Shany Danieli’s research is focused on low mass galaxies, studied in the context of testing cosmology on small scales and galaxy formation theories. She received her B.Sc. in Physics from Tel Aviv University in 2013 and completed her Ph.D. in Physics in 2020 at Yale University under the supervision of Prof. Pieter van Dokkum. Shany's thesis elucidated the nature of Cold Dark Matter around the lowest mass galaxies in the nearby Universe, utilizing innovative observational tools and techniques to overcome long-standing barriers in discovering and characterizing these faint galaxies. These studies led to several novel results on the population of Ultra Diffuse Galaxies and dwarf galaxies as probes for dark matter substructure. She worked on the construction, software development, and operations of the Dragonfly Telescope, designed to image extremely faint structures in the night sky.
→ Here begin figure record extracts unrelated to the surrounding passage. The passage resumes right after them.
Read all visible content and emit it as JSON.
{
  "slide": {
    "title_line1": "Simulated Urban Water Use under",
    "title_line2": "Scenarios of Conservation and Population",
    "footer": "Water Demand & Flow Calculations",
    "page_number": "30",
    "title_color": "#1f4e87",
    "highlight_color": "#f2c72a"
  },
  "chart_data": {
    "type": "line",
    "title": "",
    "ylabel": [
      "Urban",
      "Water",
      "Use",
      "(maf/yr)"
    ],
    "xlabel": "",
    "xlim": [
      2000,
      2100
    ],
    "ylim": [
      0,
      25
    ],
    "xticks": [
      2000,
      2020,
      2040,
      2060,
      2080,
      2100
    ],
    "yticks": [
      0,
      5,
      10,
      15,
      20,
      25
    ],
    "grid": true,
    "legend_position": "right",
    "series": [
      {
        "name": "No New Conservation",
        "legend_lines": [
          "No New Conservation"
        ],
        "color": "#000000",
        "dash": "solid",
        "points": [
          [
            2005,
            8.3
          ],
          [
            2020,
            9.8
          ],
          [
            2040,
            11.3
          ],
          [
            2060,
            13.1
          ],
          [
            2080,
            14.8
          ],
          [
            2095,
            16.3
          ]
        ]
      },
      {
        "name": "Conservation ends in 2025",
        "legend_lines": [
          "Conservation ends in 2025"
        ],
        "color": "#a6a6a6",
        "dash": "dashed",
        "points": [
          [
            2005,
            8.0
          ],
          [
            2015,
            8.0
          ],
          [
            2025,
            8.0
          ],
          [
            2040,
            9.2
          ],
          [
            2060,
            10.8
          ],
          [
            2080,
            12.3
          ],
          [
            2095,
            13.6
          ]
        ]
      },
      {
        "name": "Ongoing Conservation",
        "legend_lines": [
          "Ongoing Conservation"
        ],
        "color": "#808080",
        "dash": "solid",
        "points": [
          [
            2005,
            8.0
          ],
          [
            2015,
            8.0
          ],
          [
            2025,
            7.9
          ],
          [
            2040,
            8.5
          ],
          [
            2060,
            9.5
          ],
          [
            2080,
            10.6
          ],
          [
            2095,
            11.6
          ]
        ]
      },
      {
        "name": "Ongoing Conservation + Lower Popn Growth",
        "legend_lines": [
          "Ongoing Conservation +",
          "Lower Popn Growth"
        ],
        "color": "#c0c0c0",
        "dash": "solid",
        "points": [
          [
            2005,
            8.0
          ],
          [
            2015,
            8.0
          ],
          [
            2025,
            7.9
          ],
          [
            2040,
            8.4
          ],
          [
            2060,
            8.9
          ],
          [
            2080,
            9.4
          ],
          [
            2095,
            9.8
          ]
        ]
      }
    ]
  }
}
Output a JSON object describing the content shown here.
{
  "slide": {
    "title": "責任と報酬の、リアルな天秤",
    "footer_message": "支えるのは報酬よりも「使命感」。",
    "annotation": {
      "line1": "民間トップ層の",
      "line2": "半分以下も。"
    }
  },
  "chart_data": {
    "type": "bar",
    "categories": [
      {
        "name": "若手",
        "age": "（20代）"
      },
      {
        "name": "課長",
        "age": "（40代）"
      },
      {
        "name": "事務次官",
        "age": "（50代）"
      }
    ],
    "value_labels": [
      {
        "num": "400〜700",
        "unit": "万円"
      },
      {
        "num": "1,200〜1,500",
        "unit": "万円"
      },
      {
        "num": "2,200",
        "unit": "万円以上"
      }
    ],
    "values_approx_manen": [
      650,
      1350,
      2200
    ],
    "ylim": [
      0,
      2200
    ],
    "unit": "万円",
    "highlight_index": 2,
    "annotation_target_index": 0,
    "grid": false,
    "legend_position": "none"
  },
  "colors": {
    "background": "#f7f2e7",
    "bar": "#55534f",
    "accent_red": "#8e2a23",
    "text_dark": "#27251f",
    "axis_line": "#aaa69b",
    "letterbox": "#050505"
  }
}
Her research also takes advantage of other field-leading instruments, such as the Hubble Space Telescope and the two 10-meter W. M. Keck telescopes, from which she provided the strongest evidence yet for the existence of a class of galaxies that lack dark matter. She is now leading the Dragonfly Wide Field Survey to provide a comprehensive study of the low surface brightness Universe. In 2013, she received the Leigh Paige Award, and her dissertation work was recognized with the Price Prize in Cosmology and Astroparticle Physics in 2019. In 2020, Shany was awarded a NASA Hubble Postdoctoral Fellowship at the Institute for Advanced Study, to continue exploring the nature of dark matter using low surface brightness galaxies, and will start a joint Hubble and Carnegie-Princeton Fellowship at Princeton University in Fall 2021.